Thanks to GPUs, his companyʼs Gastrograph software can now identify dozens of obscure beer styles — Vienna lagers, Irish dry stouts or Berliner Weissbiers — in seconds, rather than minutes.
Thatʼs crucial to detecting bad beer. Buttery diacetyl, for example, improves the thick, creamy body of dark porters and stouts. But itʼs a fatal flaw in a crisp lager marketed to millions.
Cohen’s using GPUs for more than just classifying beers. He’s using them to create models that help analyze profiles generated by tasters against the more than 100,000 beer reviews his company has collected.

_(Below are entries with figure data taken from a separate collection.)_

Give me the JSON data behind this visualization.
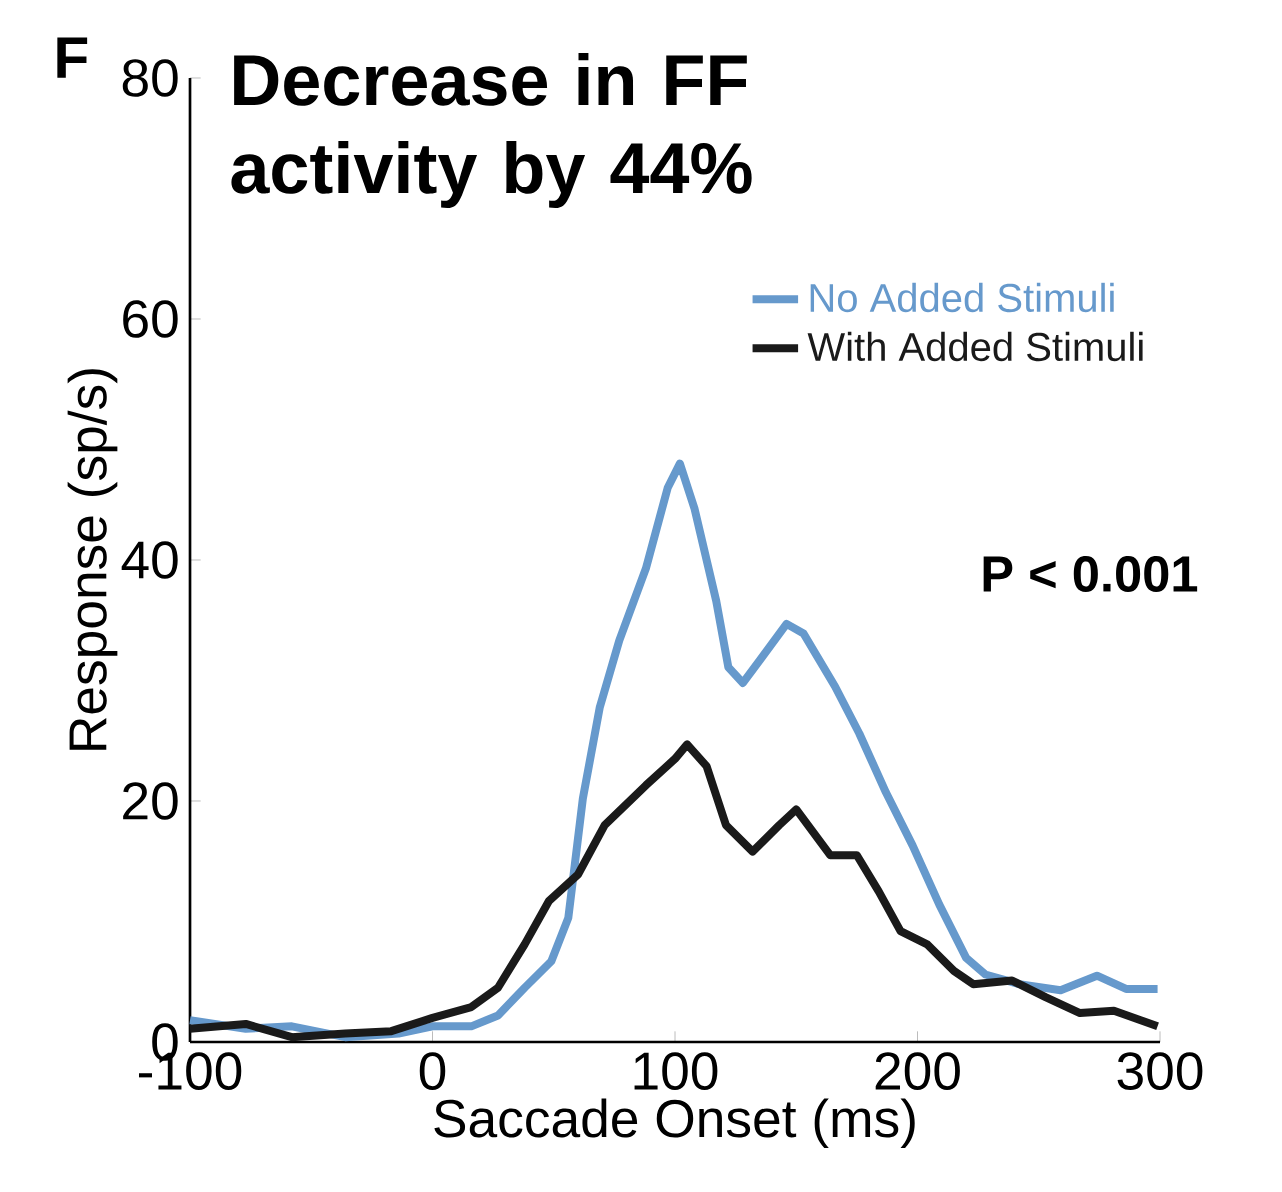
{
  "chart_data": {
    "type": "line",
    "title": "Decrease in FF activity by 44%",
    "xlabel": "Saccade Onset (ms)",
    "ylabel": "Response (sp/s)",
    "annotations": [
      "F",
      "P < 0.001"
    ],
    "xlim": [
      -100,
      300
    ],
    "ylim": [
      0,
      80
    ],
    "xticks": [
      -100,
      0,
      100,
      200,
      300
    ],
    "yticks": [
      0,
      20,
      40,
      60,
      80
    ],
    "legend": "top right",
    "grid": false,
    "marker": "none",
    "line_style": "solid",
    "series": [
      {
        "name": "No Added Stimuli",
        "color": "#6699cc",
        "x": [
          -100,
          -77,
          -58,
          -36,
          -14,
          0,
          16,
          27,
          38,
          49,
          56,
          62,
          69,
          77,
          88,
          97,
          102,
          108,
          117,
          122,
          128,
          135,
          146,
          153,
          166,
          176,
          187,
          198,
          209,
          220,
          228,
          242,
          259,
          274,
          286,
          299
        ],
        "values": [
          1.8,
          1.1,
          1.3,
          0.4,
          0.7,
          1.3,
          1.3,
          2.2,
          4.5,
          6.7,
          10.3,
          20.2,
          27.8,
          33.3,
          39.3,
          46,
          48,
          44.3,
          36.6,
          31.1,
          29.8,
          31.7,
          34.7,
          33.9,
          29.5,
          25.6,
          20.7,
          16.3,
          11.4,
          7.0,
          5.6,
          4.8,
          4.3,
          5.5,
          4.4,
          4.4
        ]
      },
      {
        "name": "With Added Stimuli",
        "color": "#1a1a1a",
        "x": [
          -100,
          -77,
          -58,
          -36,
          -17,
          0,
          16,
          27,
          38,
          48,
          60,
          71,
          88,
          100,
          105,
          113,
          121,
          132,
          143,
          150,
          164,
          175,
          184,
          193,
          204,
          215,
          223,
          239,
          253,
          267,
          281,
          299
        ],
        "values": [
          1.1,
          1.5,
          0.4,
          0.7,
          0.9,
          2.0,
          2.9,
          4.5,
          8.1,
          11.7,
          13.9,
          18.0,
          21.3,
          23.5,
          24.7,
          22.9,
          18.0,
          15.8,
          18.0,
          19.3,
          15.5,
          15.5,
          12.5,
          9.2,
          8.1,
          5.9,
          4.8,
          5.1,
          3.7,
          2.4,
          2.6,
          1.3
        ]
      }
    ]
  }
}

Without the parallel architecture of GPUs, for example, it took Cohen’s team a long time to train deep neural networks with many layers, or random forest models with many trees. Cohen’s team now uses NVIDIA’s CUDA toolkit in R — such as gputools and gmatrix — to boost performance. Now model tuning only takes minutes to complete.
Next up: growing his business. Cohen — now CEO of Analytical Flavor Systems — has one customer whose name he can drop, Ottoʼs Pub and Brewery. Dozens more are either working with him under non-disclosure agreements, or are in the pipeline. Heʼs raising his first venture capital round. And heʼs planning to move into new offices. Itʼs an old frat house, appropriately enough.
Itʼs a familiar tale for any entrepreneur, with one exception: Cohen says recruiting new employees is “really easy.” After all, this is a business built on daily beer tastings. And with every chug, Cohenʼs data set grows larger.